My student’s ethical question was whether she would have to do that as well. Was she required, on her off hours, to tell people on the street when she noticed something about them that was medically suspicious?

This true story is part of what are now called “unintended findings.” In other words, discoveries about a person that has medical implications but was found either (a) outside an established physician-patient relationship or (b) were not being searched for, such as diagnosing carcinoma from a painting.
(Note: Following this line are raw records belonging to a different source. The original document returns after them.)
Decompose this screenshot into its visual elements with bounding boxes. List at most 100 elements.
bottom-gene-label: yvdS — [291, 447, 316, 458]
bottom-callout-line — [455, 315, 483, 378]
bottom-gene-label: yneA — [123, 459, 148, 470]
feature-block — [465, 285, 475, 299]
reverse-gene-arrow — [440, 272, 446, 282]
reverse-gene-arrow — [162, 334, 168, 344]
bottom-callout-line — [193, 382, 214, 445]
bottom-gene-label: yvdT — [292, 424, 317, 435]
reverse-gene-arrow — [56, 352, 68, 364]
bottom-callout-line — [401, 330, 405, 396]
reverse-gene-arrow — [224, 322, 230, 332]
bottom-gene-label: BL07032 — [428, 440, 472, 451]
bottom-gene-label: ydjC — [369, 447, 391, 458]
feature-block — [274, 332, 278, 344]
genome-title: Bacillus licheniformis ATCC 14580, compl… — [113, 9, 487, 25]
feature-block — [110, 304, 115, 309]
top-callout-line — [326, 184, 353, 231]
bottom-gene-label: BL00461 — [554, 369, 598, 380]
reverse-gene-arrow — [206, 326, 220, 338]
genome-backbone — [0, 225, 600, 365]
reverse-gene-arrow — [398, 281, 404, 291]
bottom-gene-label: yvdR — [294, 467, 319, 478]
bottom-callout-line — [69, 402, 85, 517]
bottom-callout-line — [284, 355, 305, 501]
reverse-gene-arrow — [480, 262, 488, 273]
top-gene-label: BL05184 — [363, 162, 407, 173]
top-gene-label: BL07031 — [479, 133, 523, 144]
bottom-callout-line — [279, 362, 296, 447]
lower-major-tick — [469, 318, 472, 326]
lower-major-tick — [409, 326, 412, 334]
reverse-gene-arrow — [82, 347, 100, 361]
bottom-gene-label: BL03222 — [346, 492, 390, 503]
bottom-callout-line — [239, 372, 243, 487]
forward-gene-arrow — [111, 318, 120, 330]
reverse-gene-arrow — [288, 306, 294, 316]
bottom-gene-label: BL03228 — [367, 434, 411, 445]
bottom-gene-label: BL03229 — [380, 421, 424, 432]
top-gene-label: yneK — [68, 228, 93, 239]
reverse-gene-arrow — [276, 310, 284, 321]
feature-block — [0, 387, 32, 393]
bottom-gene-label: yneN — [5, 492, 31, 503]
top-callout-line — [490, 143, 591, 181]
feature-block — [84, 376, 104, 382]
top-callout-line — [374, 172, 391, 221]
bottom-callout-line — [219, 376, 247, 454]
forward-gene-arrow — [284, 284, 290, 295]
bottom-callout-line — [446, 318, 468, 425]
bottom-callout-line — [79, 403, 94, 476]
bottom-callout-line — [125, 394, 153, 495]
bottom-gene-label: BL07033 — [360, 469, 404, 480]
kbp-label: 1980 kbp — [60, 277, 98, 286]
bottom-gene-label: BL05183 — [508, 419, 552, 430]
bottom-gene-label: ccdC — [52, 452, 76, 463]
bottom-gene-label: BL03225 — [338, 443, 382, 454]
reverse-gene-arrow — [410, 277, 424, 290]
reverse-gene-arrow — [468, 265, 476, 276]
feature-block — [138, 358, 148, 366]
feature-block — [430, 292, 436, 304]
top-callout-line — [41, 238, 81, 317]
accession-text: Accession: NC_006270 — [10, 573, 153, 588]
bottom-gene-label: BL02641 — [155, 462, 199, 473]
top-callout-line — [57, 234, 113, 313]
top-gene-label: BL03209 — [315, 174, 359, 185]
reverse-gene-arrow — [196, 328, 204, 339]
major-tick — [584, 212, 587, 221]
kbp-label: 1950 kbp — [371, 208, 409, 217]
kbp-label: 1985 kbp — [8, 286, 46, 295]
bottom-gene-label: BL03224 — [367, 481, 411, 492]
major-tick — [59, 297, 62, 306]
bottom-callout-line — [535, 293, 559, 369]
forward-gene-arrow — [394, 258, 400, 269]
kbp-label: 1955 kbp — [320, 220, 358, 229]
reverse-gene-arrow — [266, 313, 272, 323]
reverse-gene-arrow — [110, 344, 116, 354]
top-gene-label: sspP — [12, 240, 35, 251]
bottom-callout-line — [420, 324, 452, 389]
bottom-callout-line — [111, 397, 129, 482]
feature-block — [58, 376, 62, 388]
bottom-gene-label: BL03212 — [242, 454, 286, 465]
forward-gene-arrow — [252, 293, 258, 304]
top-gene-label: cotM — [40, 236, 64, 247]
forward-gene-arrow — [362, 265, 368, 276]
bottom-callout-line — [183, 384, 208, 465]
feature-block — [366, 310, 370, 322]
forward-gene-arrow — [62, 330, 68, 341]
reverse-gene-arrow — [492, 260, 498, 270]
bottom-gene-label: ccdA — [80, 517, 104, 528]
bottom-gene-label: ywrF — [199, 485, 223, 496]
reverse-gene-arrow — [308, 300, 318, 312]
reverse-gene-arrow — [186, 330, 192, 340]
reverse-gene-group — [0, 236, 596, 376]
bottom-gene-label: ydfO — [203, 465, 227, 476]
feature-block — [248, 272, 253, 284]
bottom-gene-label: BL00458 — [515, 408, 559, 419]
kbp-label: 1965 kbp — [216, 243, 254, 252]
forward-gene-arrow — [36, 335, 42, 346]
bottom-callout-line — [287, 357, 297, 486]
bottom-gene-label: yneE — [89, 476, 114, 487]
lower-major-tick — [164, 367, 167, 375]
First, unless under an emergency, physicians have no obligation to provide care for a patient with whom they have no established relationship. Such a relationship is formed when a physician agrees to consult, offer a diagnosis, manage treatment, or accept payment among other actions. Looking at a portrait in a gallery does not exactly create such a relationship. If there is such a relationship, then a physician does have a greater obligation to provide necessary care.

The second point to consider is the increasing number of artifacts found in medical tests. The resolution of medical imaging keeps improving and technology allows ever more detailed views inside the body.  For example, a person gets an MRI as a result of reporting back pain and the scan shows a small kidney tumor. Normally these tumors would be surgically removed, but new thinking suggests that may not be the best course of action. If not for the scans, people may have lived and died for unrelated reasons without ever suffering from the small tumor. Just because there is an anomalous reading on a test does not mean that a person is suffering from ill health. New studies show that some of these artifacts are best left alone and observed.

Third, much research today is done on tissue samples procured from subjects and also from discarded medical waste (what is leftover after a clinical test is completed). In working with these samples, sometimes researchers learn that the source of the tissue has a disease or genetic anomaly. Is the researcher obligated if there is no physician-patient relationship? What if the researcher is also the MD but not the patient’s physician?

Fourth, what if you are wrong? What if in walking down the street the physician sees a person as having a reddish butterfly-shaped rash that goes over the bridge of the nose (often a sign of lupus). That individual, who may not have any symptoms other than a rash, goes through a series of tests, experiences worry and may find nothing wrong. The harm of time, money, and worry should not be discounted easily. As a future patient (aren’t we all), the idea that some random stranger on the street may come up to me and suggest that I see a doctor because of something suspicious is not an encounter I look forward to. What if their finding is something I am aware of but is stigmatizing and I do not want others to know about it? I may be enticed to wear a full parka all the time, and in the heat of Texas that is saying quite a lot.

Fifth, if physicians were required to report on all of their suspicious findings during a day, the physician would never be off duty. Being married to a physician, I know that what to me is standard social conversation, often has him looking at people for signs of disease asking himself “Why are they talking so slowly? What is that glassy sheen to their eyes? Does that mole on their upper lip look a little irregular?” When one spends so many years learning the medical gaze, turning it off is no simple matter. If this habit became a requirement, I can envision physicians not leaving their homes except for work or moving out to remote rural clinics. Or a patient with cancer suing every doctor she passed on the street because no one said anything sooner. No, a world where doctors are never off duty is not realistic.

Every one of these points is a complicated social and professional matter worthy of further discussion and debate. Points two and three are still in the early stages of societal conversation. In the end, my student and I decided that in the art museum, the ophthalmologist did a very nice deed, but was under no obligation to do so. There was no established physician-patient relationship and no imminent emergency.  For the moment, then, museums remain safe spaces for physician to visit.